Ci sono cose che a non condividerle rattristano e viaggiare mi sembrava fra queste


La spinta anarchica, quindi l’antipatia per i viaggi organizzati ha fatto il resto. Stavolta però non gliel’ho data vinta alle voci del döppelganger e ho usato la pazienza che avevo per arrivare nell’unica nazione che ha sconfitto spagnoli e americani: Cuba. Certo è che a fronte di un costo faraonico, Havanatour mi sta offrendo una visita da turista della domenica, che guarda le viscere perché ha lo schermo al plasma da quaranta pollici che lo aspetta a casa.
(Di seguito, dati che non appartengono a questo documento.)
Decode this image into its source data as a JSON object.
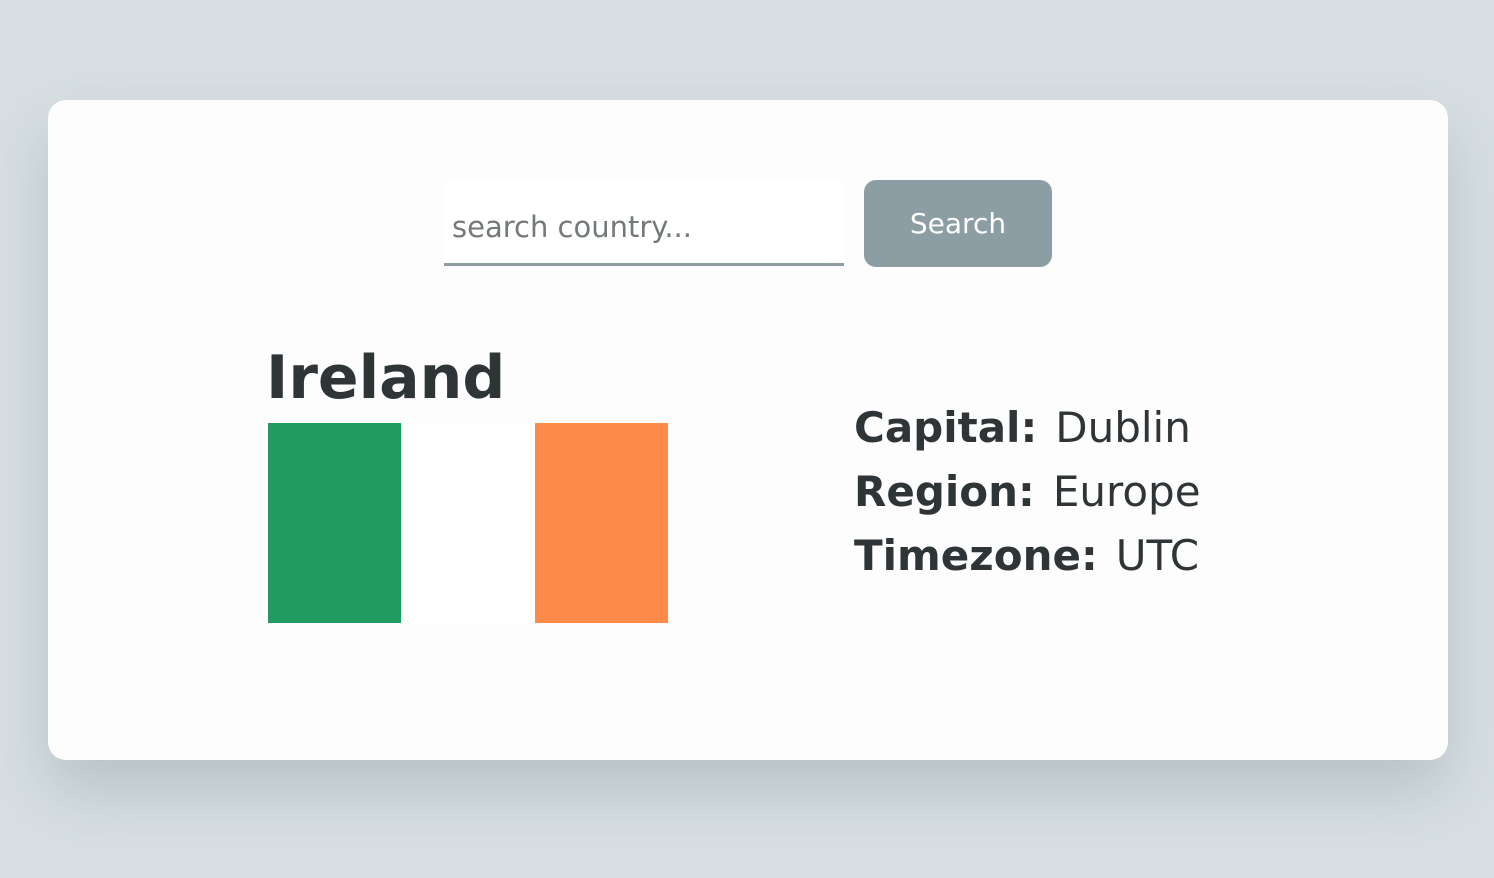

Così, se in hotel dici che hai bisogno dell’acqua, non te la portano, se chiedi alla guida di vedere il Museo internazionale di Belle arti, ti propone di lasciarti lì davanti, e se vuoi provare qualcosa di autentico ti prenota una serata di ‘vera musica cubana per turisti italiani’. Epperò non mi sentivo pronta per lo zaino in spalla né per un trip in completa libertà. Così, pure da viaggiatrice ‘five minutes only’ ho visto una natura arcaica, il palazzo dove Luky Luciano, Franck Sinatra e Batista decidevano come organizzare il malaffare all’Havana, il quartiere dove Fuster ha copiato Gaudì, e dai vi farò sapere come butta…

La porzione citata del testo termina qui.